One can hypothesize a worst-case scenario in which the Muslim Brotherhood may end up taking over in Egypt, cancel the Israeli-Egyptian peace treaty and threaten Israel with war - but this scenario does not seem at all likely at this point. On the contrary, the thirst for democratization that seems to be sweeping the Arab world might improve the political climate in the area. This wave might even reach Iran and eventually bring about the downfall of the Khamenei regime, removing what is at the present a very serious danger facing Israel.

So what is the defense minister getting excited about? Why is he pressing the panic button? Does he, sitting in the defense ministry tower in Tel Aviv, see things that none of us can see?

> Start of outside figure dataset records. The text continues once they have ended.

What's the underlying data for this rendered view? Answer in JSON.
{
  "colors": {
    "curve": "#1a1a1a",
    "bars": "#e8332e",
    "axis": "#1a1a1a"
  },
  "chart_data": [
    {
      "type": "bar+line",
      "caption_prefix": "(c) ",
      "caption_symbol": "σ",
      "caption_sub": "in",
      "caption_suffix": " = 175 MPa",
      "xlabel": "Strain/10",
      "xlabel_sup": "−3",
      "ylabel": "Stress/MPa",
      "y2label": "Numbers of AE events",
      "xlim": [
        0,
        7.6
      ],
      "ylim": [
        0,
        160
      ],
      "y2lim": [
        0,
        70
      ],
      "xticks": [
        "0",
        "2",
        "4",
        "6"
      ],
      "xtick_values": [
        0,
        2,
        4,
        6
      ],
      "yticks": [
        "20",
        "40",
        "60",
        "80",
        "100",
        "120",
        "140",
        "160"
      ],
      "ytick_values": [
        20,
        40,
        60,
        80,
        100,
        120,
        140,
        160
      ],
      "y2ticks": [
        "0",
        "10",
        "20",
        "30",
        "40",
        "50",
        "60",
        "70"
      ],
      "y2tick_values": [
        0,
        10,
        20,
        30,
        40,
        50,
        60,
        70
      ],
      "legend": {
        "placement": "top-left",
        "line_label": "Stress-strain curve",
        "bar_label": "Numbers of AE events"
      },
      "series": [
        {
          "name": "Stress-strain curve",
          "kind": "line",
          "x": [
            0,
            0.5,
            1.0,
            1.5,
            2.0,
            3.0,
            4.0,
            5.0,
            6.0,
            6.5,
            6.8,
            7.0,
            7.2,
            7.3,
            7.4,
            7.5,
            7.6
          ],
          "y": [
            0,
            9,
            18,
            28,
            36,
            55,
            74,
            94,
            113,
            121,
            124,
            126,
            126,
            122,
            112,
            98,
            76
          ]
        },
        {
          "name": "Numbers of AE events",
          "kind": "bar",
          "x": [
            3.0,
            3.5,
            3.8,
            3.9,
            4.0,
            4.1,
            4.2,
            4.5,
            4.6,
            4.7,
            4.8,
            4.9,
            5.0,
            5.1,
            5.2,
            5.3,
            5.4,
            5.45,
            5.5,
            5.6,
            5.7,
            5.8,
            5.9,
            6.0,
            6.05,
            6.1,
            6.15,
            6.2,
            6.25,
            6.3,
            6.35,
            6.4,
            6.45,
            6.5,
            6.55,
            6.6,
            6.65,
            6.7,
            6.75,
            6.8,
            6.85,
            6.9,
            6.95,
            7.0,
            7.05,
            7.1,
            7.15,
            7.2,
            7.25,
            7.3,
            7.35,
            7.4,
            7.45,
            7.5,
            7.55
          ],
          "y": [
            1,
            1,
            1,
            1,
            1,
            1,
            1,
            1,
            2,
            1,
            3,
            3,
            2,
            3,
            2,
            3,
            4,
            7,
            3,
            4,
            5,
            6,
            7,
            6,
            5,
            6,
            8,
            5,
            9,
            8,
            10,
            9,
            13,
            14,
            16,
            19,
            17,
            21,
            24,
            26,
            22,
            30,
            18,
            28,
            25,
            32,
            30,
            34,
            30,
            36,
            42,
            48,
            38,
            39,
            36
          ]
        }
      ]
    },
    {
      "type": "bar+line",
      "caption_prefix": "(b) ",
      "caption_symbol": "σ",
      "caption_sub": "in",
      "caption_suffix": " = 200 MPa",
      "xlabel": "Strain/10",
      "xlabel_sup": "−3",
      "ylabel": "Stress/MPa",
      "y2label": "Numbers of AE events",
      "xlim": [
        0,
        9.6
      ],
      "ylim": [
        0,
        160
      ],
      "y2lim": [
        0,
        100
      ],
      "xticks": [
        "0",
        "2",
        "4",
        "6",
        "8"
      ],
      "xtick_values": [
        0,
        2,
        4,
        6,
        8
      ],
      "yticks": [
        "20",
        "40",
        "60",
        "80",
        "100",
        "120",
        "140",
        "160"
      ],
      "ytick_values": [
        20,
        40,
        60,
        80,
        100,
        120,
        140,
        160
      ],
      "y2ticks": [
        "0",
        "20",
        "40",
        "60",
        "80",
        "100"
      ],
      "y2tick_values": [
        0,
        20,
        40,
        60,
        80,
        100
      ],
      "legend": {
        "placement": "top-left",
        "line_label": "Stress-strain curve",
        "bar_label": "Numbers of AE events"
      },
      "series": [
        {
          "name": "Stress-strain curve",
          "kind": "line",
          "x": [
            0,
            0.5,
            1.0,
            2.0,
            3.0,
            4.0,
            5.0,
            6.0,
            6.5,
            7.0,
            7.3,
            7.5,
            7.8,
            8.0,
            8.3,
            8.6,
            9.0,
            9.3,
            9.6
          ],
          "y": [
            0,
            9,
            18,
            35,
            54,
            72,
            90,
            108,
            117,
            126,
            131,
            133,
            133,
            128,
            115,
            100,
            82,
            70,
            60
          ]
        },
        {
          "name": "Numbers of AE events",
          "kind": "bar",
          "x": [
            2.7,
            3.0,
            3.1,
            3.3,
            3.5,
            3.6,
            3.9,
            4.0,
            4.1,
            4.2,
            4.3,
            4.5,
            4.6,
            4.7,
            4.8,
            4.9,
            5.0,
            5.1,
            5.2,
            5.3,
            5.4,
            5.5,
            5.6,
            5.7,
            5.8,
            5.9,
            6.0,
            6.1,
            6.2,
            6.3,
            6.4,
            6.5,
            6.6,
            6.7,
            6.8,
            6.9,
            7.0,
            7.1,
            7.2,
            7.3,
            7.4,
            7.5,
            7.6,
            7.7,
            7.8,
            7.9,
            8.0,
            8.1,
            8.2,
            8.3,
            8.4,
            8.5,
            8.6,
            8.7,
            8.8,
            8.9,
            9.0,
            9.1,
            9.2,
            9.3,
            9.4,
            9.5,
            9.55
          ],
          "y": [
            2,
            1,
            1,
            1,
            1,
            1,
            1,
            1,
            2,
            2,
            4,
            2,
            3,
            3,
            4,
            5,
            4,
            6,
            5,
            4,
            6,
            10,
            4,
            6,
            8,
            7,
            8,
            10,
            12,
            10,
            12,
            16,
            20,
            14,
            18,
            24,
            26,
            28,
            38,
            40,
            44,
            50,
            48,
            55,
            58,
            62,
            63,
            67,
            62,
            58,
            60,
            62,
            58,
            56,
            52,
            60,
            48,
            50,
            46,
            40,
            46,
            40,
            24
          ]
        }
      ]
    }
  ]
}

Could the prime minister and the defense minister be engaged in a mutually coordinated spin operation directed at the Israeli public? The defense minister hinting at great threats facing us and emphasizing our dependence on American largesse, while the prime minister lets us know that we better accede to the wishes of the White House and make concessions to the Palestinians if we want to be able to receive additional assistance from the U.S., so that we will be able to defend ourselves against the great dangers that the defense minister claims are threatening us. Now that seems too preposterous to be true.

So if we analyze the recent behavior of our leaders we can only come to the conclusion that they are suffering from an anxiety attack. Recent changes in the international arena and in neighboring countries have simply unnerved them. Is there a good psychiatrist in the house? But as we have recently learned from the New York Times, psychiatric therapy is out and now pills are in. Xanax anyone?